Guerciotti
- Trade name: Guerciotti Export srl
- Type: Private
- Industry: Bicycle industry
- Founded: 1964; 62 years ago, Milan
- Founder: Italo Guerciotti, Paolo Guerciotti
- Headquarters: Milan, Italy
- Number of locations: 1 factory/showroom
- Area served: Worldwide
- Products: Super Record, Khaybar, Ares
- Website: guerciotti.it

= Guerciotti =

Guerciotti are an Italian company that produce cyclocross, road, time trial, track and mountain bikes. Their top racing bikes "exemplify the Italian racing bicycle paradigm".

==History==
The company was founded in 1964 outside Milan, Italy, by brothers and former cyclocross racers, Paolo and Italo Guerciotti, with advice and assistance from Cino Cinelli. In 1976, Guerciotti began sponsoring professional road cycling teams, supplying bikes to the Fiorella Mocassini team. In the following years, teams such as Fiorella Citroën, Magniflex Fam Cucine, Santini Selle Italia, Alfa Lum cycling team, and Dromedario Sidermec rode Guerciotti bikes. During this period, the Magniflex Fam Cucine team won 5 stages in the 1979 Giro d'Italia, and finished 3rd overall with Bernt Johansson.

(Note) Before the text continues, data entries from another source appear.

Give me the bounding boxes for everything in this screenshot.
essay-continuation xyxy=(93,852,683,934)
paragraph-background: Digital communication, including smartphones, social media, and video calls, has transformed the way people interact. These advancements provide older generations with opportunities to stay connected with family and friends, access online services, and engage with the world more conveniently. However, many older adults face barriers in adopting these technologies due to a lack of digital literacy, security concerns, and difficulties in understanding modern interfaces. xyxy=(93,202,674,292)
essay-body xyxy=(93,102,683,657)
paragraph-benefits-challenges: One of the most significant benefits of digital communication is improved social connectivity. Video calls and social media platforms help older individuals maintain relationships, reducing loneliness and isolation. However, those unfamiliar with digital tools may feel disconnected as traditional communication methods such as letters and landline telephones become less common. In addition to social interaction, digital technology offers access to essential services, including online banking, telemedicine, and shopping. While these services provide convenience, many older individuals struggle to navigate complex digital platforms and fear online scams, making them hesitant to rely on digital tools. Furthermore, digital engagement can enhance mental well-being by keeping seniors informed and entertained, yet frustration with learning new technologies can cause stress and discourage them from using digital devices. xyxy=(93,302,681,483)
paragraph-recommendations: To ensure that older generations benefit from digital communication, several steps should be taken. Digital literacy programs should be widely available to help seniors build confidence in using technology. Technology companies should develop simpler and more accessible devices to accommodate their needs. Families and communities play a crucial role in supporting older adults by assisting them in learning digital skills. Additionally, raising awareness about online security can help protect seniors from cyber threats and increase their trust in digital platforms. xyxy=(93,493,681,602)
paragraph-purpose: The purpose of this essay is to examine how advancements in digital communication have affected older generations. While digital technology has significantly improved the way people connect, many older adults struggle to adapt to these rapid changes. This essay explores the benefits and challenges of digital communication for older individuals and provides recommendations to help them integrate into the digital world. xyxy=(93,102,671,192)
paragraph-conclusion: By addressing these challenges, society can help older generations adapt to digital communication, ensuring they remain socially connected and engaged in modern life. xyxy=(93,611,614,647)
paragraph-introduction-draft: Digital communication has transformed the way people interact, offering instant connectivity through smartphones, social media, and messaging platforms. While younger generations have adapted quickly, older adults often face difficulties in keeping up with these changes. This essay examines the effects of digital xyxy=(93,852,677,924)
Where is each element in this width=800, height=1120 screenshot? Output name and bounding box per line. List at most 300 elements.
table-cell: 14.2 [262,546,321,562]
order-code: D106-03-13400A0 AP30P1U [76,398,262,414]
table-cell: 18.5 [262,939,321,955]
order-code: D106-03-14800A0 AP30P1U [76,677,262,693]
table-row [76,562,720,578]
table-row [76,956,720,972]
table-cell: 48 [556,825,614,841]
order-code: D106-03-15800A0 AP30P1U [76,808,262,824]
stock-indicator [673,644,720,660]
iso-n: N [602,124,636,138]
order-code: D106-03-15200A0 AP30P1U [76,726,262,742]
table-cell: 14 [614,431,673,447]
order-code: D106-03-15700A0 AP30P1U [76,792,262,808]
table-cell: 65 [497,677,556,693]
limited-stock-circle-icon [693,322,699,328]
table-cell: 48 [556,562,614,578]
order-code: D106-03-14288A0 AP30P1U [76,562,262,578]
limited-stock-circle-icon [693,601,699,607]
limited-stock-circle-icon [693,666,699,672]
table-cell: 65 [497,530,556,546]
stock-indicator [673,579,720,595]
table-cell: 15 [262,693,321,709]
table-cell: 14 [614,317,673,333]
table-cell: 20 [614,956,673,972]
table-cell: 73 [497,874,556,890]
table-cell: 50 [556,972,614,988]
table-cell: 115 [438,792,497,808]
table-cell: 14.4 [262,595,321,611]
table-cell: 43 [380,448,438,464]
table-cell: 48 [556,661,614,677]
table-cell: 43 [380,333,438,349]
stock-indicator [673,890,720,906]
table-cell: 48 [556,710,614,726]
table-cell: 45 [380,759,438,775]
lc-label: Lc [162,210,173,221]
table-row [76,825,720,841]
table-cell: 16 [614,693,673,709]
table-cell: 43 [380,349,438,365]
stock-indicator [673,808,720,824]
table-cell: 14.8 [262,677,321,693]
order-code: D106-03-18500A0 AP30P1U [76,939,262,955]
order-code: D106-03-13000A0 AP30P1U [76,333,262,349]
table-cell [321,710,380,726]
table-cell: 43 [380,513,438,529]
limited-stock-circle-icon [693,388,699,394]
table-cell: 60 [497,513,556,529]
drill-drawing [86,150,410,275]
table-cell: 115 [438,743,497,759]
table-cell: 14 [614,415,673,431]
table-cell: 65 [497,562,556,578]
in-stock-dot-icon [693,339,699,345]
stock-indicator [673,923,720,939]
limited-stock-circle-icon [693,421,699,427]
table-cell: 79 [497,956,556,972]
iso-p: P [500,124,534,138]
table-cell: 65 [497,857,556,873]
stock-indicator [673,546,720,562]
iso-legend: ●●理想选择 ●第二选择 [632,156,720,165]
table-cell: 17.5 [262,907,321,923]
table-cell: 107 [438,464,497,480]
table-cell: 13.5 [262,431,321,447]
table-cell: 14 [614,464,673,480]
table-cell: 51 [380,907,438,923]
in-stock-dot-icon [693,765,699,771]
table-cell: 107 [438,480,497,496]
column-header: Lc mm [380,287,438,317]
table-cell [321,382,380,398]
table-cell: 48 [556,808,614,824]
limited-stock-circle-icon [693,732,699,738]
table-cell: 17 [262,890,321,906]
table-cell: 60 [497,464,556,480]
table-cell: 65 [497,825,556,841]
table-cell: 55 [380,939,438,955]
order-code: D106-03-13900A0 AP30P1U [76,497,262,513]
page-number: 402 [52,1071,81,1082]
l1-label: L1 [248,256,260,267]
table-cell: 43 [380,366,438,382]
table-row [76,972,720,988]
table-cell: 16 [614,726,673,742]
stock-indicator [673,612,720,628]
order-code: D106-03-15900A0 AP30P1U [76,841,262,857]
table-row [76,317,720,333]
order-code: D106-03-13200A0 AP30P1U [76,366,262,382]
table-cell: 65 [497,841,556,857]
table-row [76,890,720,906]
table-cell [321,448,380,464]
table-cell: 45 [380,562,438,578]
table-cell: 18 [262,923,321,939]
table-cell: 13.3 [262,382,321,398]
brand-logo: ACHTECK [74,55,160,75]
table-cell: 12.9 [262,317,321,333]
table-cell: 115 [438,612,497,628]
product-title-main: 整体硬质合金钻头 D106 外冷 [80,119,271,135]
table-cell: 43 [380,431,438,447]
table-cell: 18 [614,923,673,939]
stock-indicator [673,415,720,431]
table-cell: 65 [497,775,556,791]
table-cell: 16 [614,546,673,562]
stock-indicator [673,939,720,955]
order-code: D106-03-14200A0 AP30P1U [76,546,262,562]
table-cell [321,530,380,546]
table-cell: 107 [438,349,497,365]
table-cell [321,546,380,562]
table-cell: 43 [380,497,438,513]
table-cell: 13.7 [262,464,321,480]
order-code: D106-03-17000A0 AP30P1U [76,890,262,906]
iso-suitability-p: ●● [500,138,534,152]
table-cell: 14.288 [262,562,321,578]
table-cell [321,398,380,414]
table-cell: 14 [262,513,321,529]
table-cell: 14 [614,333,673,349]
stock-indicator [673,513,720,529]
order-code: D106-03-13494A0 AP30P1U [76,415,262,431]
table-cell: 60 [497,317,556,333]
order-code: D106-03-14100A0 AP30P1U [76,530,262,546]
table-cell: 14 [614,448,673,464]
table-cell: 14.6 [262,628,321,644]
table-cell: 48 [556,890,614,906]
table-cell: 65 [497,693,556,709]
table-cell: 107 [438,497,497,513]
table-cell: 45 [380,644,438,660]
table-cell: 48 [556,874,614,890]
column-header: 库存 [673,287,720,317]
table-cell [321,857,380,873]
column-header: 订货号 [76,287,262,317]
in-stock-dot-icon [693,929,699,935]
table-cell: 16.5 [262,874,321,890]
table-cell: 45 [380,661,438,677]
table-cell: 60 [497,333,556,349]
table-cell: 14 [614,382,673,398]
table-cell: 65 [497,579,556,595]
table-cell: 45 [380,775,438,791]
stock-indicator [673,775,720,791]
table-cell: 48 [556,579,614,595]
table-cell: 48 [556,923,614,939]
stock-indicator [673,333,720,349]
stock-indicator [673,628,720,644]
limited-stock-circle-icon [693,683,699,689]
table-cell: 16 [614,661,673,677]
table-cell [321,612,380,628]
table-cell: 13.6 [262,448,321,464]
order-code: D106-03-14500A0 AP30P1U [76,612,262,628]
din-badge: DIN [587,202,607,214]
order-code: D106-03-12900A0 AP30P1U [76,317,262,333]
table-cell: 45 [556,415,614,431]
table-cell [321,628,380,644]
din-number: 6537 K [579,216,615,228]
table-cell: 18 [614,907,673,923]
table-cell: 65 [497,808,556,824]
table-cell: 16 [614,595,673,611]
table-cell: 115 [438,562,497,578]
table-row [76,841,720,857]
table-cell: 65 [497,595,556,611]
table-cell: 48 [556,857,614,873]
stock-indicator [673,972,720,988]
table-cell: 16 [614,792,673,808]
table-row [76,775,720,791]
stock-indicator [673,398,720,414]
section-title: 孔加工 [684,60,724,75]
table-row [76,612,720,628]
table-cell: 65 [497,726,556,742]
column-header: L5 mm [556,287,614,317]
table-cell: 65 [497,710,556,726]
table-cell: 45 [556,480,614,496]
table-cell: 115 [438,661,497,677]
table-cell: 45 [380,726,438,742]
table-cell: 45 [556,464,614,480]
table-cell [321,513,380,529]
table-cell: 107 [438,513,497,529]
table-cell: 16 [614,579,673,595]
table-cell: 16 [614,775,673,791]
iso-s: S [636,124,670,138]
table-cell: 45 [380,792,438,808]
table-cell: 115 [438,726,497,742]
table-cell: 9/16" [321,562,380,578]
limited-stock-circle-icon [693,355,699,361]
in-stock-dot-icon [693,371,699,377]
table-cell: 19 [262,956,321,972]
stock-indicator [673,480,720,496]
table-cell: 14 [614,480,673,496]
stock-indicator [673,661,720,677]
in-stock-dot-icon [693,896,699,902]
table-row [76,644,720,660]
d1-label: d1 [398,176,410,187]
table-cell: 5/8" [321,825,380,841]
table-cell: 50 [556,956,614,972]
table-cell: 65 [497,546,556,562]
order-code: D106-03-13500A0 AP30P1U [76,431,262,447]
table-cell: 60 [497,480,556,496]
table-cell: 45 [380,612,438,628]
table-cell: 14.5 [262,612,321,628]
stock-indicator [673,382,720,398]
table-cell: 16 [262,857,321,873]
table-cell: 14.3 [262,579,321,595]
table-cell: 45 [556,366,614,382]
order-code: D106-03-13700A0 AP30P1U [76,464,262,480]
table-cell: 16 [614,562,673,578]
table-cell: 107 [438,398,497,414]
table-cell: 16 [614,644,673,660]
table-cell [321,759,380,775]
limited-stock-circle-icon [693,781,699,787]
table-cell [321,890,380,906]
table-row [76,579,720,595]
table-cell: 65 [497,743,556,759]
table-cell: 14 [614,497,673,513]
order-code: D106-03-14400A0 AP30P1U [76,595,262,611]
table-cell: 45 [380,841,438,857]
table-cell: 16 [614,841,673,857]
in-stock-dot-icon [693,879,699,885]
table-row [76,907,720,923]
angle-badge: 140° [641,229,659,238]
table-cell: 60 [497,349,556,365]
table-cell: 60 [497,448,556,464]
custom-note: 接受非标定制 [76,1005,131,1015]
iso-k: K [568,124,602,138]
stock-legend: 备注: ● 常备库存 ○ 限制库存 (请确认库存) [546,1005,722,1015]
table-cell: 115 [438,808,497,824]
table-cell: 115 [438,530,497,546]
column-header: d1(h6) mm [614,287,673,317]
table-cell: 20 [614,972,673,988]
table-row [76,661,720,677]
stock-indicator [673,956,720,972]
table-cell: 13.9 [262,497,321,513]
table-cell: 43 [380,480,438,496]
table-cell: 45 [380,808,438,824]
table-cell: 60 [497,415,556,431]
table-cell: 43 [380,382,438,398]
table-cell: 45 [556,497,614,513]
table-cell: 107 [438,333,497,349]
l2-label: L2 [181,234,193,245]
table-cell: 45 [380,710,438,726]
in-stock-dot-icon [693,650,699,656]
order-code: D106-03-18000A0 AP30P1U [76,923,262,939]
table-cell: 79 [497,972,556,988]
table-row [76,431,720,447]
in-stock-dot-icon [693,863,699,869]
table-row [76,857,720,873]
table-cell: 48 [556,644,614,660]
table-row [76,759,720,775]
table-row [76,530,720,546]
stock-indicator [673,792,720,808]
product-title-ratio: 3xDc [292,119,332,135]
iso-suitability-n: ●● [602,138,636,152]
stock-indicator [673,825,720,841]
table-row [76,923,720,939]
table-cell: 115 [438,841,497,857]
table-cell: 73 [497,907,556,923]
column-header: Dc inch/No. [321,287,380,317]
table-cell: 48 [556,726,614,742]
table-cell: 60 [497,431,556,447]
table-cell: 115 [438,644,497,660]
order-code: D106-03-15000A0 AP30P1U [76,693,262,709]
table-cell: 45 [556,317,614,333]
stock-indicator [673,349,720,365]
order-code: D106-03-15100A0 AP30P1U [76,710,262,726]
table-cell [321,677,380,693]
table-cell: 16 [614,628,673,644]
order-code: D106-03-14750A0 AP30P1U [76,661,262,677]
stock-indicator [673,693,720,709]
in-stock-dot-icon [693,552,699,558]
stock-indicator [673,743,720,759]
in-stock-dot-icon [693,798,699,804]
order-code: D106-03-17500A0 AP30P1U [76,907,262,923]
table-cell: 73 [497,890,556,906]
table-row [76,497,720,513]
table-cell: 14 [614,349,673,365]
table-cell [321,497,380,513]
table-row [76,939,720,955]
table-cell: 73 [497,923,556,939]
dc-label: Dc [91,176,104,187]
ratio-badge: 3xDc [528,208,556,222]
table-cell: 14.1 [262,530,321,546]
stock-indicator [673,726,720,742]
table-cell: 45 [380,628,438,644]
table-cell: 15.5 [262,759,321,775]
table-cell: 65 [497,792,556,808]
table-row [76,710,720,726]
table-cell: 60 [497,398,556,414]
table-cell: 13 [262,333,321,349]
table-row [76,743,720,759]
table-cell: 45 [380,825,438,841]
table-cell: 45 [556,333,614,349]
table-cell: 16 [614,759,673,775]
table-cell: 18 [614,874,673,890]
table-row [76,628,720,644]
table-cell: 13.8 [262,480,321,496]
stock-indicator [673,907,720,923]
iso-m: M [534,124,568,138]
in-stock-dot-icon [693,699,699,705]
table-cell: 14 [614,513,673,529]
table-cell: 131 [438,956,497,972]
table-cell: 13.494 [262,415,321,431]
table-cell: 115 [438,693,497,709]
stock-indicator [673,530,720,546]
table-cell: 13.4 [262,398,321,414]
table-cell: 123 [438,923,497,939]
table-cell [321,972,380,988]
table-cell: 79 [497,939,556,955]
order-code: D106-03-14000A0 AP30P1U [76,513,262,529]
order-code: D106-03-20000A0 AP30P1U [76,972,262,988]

In 1977, Paolo Guerciotti founded the GS Guerciotti cyclocross team. This team would go on to enjoy incredible success, winning two professional and seven amateur world championships.

In 1984, Antonio Mondonico became a partner and supervised the production of about 2,000 frames a year. However, the partnership with Mondonico ended in 1989.

From 2013 the Team CCC Development Team was supported and since 2019 the UCI ProTeam Bardiani CSF Faizanè.